Raj Reddy was the panelist who has been involved in the AI community by far the longest, since the 1960s, when he did his Ph.D. research with AI pioneer John McCarthy. Reddy sees the glass as half-full instead of half-empty: "One important application of deep learning is helping the people at the bottom of the societal pyramid. There are about two billion people in the world who cannot read or write. All kinds of language technologies, like speech recognition and translation, are now good enough to be used. I have worked in this area for almost 60 years and I didn't think such technologies would become practical in my lifetime. Ten years from now, even an illiterate person will be able to read any book, watch any movie, and have a conversation with anyone, anywhere in the world, in their native language."
However, dealing with smaller languages is still an unsolved problem for deep learning technologies, as much less data is available for them. Dina Machuve, a data science consultant, remarked that in Africa alone, 2,000 languages are spoken for which there are no AI technologies available. It is important to go into a community and see what would work for them, so in looking for deep learning applications for Africa, Machuve concentrated on image applications. As a result, "We have developed early detection systems for poultry diseases and crop diseases based on image recognition."

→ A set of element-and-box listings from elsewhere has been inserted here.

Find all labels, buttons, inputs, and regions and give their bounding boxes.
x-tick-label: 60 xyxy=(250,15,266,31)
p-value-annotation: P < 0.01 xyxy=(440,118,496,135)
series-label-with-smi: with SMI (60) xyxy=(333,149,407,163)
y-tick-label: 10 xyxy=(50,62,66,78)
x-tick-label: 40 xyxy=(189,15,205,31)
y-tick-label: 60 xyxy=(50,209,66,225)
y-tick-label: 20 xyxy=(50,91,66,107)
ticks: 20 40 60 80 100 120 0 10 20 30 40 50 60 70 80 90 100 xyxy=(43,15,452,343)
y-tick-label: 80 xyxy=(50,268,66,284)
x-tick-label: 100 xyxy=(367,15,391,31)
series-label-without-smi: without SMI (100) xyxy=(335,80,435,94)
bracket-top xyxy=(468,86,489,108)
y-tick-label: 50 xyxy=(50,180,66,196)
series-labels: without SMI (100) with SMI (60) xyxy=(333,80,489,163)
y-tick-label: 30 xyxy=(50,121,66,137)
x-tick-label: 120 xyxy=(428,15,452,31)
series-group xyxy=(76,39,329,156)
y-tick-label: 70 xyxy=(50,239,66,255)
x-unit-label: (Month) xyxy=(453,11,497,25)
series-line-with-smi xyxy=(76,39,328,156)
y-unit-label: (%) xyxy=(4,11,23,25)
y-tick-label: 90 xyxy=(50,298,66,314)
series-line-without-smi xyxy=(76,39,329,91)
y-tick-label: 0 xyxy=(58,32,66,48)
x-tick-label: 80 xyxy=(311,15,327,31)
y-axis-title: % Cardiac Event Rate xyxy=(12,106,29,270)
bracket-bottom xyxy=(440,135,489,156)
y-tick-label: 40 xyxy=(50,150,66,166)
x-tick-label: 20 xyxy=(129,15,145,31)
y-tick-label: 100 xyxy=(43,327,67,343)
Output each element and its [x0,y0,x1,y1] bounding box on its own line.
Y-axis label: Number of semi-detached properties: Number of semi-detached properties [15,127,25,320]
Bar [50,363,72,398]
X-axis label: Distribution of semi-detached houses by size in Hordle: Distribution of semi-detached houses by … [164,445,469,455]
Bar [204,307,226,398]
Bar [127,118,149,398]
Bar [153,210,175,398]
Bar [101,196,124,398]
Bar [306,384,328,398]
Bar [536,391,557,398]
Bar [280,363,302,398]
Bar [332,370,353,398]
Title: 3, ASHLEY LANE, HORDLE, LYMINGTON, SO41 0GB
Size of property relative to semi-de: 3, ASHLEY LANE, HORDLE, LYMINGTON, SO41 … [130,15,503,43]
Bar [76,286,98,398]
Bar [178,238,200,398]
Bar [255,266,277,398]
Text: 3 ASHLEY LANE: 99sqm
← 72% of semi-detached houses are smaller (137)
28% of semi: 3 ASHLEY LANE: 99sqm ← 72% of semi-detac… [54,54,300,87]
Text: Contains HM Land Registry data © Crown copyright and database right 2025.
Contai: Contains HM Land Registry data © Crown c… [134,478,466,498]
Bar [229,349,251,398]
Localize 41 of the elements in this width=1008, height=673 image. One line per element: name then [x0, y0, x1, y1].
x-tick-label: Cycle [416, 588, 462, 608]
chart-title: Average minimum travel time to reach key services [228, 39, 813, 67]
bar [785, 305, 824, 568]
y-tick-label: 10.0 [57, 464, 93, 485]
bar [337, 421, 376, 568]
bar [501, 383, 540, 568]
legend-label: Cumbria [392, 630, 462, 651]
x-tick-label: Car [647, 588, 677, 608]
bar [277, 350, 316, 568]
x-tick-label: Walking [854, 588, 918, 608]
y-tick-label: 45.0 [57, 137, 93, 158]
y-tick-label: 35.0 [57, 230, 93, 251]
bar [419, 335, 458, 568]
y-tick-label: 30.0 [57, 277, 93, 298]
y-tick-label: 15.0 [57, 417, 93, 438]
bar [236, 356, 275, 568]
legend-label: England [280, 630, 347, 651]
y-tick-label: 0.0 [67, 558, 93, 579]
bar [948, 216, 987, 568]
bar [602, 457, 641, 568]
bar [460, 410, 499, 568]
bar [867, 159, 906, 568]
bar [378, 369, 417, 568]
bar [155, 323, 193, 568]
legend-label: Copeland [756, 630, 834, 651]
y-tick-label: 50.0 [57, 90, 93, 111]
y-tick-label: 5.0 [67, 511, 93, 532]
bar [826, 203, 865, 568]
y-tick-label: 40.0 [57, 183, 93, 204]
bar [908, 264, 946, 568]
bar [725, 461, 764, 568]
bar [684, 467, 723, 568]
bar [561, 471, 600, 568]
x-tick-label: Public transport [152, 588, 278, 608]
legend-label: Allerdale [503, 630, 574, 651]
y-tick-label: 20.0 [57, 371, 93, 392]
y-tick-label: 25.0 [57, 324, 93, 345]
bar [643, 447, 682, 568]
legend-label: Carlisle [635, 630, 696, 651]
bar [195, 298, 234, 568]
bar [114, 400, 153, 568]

Unfortunately, in many ways Africa still is the missing continent in the research and deployment of deep learning, added Shakir Mohamed, a researcher at DeepMind in London. "We counted how many papers from people in Africa were presented at the well-known NeurIPS conference on neural information processing between 2006 and 2016, and the answer is: zero. Similarly for Latin-America, or maybe it was one. I hope for all of you, wherever you are, that you also take seriously the question of representation, who is doing that work, where it is being done, and how you can share your experience with others."
Been Kim, a research scientist at Google Brain, said she wanted everyone to realize that deep learning is not a magical tool that will solve all society's problems. In fact, she observed, "There might be non-AI solutions that are better for your problem than machine learning. You really have to stop and question: 'Is this the right tool?'"
Asked what the general public should know about AI and its outlook, Mohamed said, "The future has not been decided. We still get to create and shape the future, and that is what we should always remember."
Bennie Mols is a science and technology writer based in Amsterdam, the Netherlands.